“Homeopathy is not science”
There are critics who claim that homeopathy is ‘pseudoscience’ and only non-scientists are interested in the subject.
In fact, scientists in highly respected universities, research institutions and hospitals around the world are carrying out research into homeopathy using the same research techniques as those used to investigate conventional medical treatments.
Homeopathy research is a relatively new field, but the number of articles published in peer reviewed journals has risen significantly over the past 40 years.

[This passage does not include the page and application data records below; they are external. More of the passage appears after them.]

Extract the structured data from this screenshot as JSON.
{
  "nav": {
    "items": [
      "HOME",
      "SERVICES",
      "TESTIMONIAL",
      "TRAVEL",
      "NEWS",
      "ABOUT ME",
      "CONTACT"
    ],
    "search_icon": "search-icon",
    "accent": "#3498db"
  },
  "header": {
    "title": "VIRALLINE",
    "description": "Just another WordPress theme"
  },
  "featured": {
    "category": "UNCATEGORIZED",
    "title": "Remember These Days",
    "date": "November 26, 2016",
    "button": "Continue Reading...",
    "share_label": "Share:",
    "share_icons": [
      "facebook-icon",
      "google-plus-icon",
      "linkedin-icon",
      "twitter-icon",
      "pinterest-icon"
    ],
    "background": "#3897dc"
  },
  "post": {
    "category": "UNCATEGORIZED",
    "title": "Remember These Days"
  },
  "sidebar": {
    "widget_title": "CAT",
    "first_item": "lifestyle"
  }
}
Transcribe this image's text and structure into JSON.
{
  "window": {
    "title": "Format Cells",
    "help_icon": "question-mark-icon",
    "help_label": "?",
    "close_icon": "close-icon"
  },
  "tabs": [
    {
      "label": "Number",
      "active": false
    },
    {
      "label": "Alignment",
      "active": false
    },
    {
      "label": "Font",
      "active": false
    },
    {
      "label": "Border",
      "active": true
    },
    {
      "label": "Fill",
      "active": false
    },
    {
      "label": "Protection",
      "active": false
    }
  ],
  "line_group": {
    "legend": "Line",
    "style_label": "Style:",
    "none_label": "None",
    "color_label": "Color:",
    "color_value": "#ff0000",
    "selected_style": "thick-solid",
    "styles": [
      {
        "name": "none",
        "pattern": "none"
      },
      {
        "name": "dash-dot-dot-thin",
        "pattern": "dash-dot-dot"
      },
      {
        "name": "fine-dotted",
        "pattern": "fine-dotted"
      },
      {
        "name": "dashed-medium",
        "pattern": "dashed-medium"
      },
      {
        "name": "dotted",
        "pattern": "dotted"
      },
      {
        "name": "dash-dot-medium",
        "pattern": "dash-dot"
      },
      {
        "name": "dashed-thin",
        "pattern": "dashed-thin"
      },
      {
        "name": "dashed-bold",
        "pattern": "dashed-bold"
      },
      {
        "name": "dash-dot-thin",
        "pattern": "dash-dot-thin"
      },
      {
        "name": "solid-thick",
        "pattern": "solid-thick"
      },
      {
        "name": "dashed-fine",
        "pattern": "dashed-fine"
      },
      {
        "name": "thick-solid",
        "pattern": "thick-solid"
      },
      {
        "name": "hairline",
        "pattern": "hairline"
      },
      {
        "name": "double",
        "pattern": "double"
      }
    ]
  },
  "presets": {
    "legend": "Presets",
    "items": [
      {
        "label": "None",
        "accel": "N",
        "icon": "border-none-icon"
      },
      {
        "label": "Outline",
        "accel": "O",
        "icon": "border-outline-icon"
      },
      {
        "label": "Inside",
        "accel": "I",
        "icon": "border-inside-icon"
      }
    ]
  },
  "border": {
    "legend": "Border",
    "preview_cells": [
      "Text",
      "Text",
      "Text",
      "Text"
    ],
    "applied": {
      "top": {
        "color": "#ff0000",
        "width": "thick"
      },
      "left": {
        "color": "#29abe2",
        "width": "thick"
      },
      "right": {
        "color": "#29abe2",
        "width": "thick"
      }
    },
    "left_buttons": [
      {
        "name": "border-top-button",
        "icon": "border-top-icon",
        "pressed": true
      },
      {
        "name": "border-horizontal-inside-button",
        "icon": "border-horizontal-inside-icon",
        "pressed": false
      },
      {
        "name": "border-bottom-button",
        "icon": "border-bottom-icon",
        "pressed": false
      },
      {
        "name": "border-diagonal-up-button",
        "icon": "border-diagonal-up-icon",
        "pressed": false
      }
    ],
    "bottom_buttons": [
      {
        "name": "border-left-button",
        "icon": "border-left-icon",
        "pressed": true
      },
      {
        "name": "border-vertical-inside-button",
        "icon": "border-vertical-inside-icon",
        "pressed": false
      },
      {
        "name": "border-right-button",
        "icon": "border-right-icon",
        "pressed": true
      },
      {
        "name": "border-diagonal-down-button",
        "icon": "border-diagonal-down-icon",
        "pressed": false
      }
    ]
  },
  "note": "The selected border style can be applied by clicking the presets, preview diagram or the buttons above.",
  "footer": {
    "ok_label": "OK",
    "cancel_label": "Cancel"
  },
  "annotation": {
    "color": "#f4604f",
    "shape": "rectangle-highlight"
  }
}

This lag behind conventional medicine is hardly surprising when one considers the lack of funding available e.g. in the UK less than 0.0085% of the medical research budget is spent on research into complementary and alternative medicines.1
International Research Conferences
The inaugural HRI International Homeopathy Research Conference was held in Barcelona in June 2013. The programmed included presentations by 5 Professors and 40 doctors (PhDs or medics) from over 20 countries, covering clinical, experimental and veterinary research. Abstracts, filmed presentations and the conference report can be viewed here.
The 2nd HRI International Research Conference, held in Rome on 5-7 June 2015, continued the ongoing theme of Cutting Edge Research. The programme included presentations on clinical, fundamental and basic research, by 6 Professors and 28 doctors (PhDs or medics) from 17 countries. The abstracts, filmed presentations and conference report can be viewed here.
So in what way is homeopathy ‘unscientific’?
Well-qualified scientists in respected institutions are now carrying out high quality basic research, clinical research and veterinary research in homeopathy, and are reporting positive results which are published in the peer-reviewed scientific literature. Therefore the only basis for the argument that it is ‘pseudoscience’ is that we do not know how homeopathy works.
Usually, when a phenomenon is observed which cannot be explained by what ‘science’ already knows, this triggers fresh scientific enquiry – it is not dismissed as ‘unscientific’ purely because it has yet to be understood.